In this method, the oral structure model was constructed by installing markers. But making the markers takes time, increasing the overall surgical time. And the use of artificial markers requires a complex process to make markers, which also adds to the cost of surgery. The oral and dental problems we're talking about are common problems for the general public, which is not appropriate.
4.2. Label-free method
Based on the problems with the 4.1 methods, we propose to use the tooth contour as a natural marker point to reduce the surgical time caused by the production and use of artificial markers. Moreover, this method is in line with the front-end visual odometer part of S LAM, which meets all the advantages of SLAM application in oral surgery. The no-manual labelling method also means that only preoperative testing is required, which reduces radiation to the patient. According to Junchen Wang and others purposed [4][6][11],we found that these navigation systems without artificial markers are also highly accurate, meeting clinical needs and reducing the cost of reoperation for patients. Therefore, it is reasonable to think that the tooth contour should be used as a natural marker as shown in Figure 3, and then the oral structure model should be constructed by imaging technology. This method reduces the cost of surgery and shortens the operation time, so it can be applied in surgery.

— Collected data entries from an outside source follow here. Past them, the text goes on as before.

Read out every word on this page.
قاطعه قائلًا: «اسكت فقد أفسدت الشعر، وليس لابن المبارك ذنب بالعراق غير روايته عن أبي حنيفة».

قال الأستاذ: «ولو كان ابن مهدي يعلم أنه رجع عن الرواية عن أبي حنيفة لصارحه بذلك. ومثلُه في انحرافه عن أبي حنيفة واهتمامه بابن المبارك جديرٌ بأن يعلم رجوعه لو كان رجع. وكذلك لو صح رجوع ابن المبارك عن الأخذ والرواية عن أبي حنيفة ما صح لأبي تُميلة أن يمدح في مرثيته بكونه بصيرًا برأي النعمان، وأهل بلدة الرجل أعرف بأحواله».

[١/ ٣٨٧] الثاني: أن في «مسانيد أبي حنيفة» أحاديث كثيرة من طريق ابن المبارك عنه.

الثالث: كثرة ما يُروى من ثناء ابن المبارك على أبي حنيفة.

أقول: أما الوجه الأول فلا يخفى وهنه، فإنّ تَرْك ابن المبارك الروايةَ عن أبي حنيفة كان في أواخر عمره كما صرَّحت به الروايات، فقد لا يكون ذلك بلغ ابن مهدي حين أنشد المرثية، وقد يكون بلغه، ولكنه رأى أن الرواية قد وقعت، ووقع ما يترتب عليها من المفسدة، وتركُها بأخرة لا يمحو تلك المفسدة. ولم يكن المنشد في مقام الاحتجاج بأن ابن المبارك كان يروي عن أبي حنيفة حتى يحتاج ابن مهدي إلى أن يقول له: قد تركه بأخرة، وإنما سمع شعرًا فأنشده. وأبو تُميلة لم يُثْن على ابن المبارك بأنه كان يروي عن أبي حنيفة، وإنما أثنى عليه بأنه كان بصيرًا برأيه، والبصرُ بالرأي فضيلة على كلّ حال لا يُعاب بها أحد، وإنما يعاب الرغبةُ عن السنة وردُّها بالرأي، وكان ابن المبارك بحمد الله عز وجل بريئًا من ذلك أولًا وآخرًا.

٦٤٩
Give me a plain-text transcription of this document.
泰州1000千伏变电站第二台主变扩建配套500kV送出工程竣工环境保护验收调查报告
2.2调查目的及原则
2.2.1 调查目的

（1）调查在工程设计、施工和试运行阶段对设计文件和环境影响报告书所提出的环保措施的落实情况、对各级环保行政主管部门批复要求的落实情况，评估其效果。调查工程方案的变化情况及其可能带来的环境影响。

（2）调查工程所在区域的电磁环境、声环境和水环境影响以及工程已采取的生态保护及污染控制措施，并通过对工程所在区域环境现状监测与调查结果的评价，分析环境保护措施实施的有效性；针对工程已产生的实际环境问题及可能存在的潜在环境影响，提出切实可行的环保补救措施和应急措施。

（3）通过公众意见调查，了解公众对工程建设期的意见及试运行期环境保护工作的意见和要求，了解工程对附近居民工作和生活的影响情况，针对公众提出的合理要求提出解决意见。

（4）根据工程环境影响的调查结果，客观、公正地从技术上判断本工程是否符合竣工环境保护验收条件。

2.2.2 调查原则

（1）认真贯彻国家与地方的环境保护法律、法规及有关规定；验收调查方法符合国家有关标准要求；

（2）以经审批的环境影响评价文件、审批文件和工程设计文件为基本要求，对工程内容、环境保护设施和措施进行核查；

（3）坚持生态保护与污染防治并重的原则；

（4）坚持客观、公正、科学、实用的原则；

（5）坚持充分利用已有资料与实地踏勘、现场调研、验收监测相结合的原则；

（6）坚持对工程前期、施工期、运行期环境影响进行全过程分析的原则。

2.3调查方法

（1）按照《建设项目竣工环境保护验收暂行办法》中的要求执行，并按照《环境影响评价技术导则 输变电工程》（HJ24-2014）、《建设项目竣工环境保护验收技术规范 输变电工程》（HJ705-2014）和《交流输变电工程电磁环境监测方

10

Figure 3. The oral structure model was constructed by a marker-free method. |
5. Conclusion
In this article, we summarize and compare the navigation systems used in oral surgery, and by comparing the advantages of the development history of SLAM and its branches, we summarize the advantages of existing navigation systems, and they correspond to the advantages of SLAM application in oral surgery; By comparing and summarizing the advantages of markers and navigation systems in surgery, we reasonably propose the use of non-manual labelling methods to assist doctors in surgery, and the use of technical concepts is carried out around ORBSLAM2. We discovered by learning part of oral surgery: root canal treatment, also known as endodontic treatment, is a type of surgery in dentistry to treat pulp necrosis and root infection. In recent years, root canal treatment has been used by most doctors, but the root canal system is very complex, and no instrument can reach the entire root canal system, so root canal treatment still fails because it cannot see directly into the internal structure of the patient's teeth. Therefore, we propose an idea to use SLAM in oral root canal surgery, use a micro-SLAM robot to synchronously build an oral AR model, and then identify the AR model based on an AI deep learning algorithm. This allows the doctor to see the covering structures in the mouth, such as teeth, superior molar nerves, and inferior molar nerves. The technology proposed is largely superior to the traditional dental operating microscope (DOM), and the miniature SLAM robot can construct the internal structure of the dental root canal system, combining the realism of AR eyepieces with the synchronicity of composition.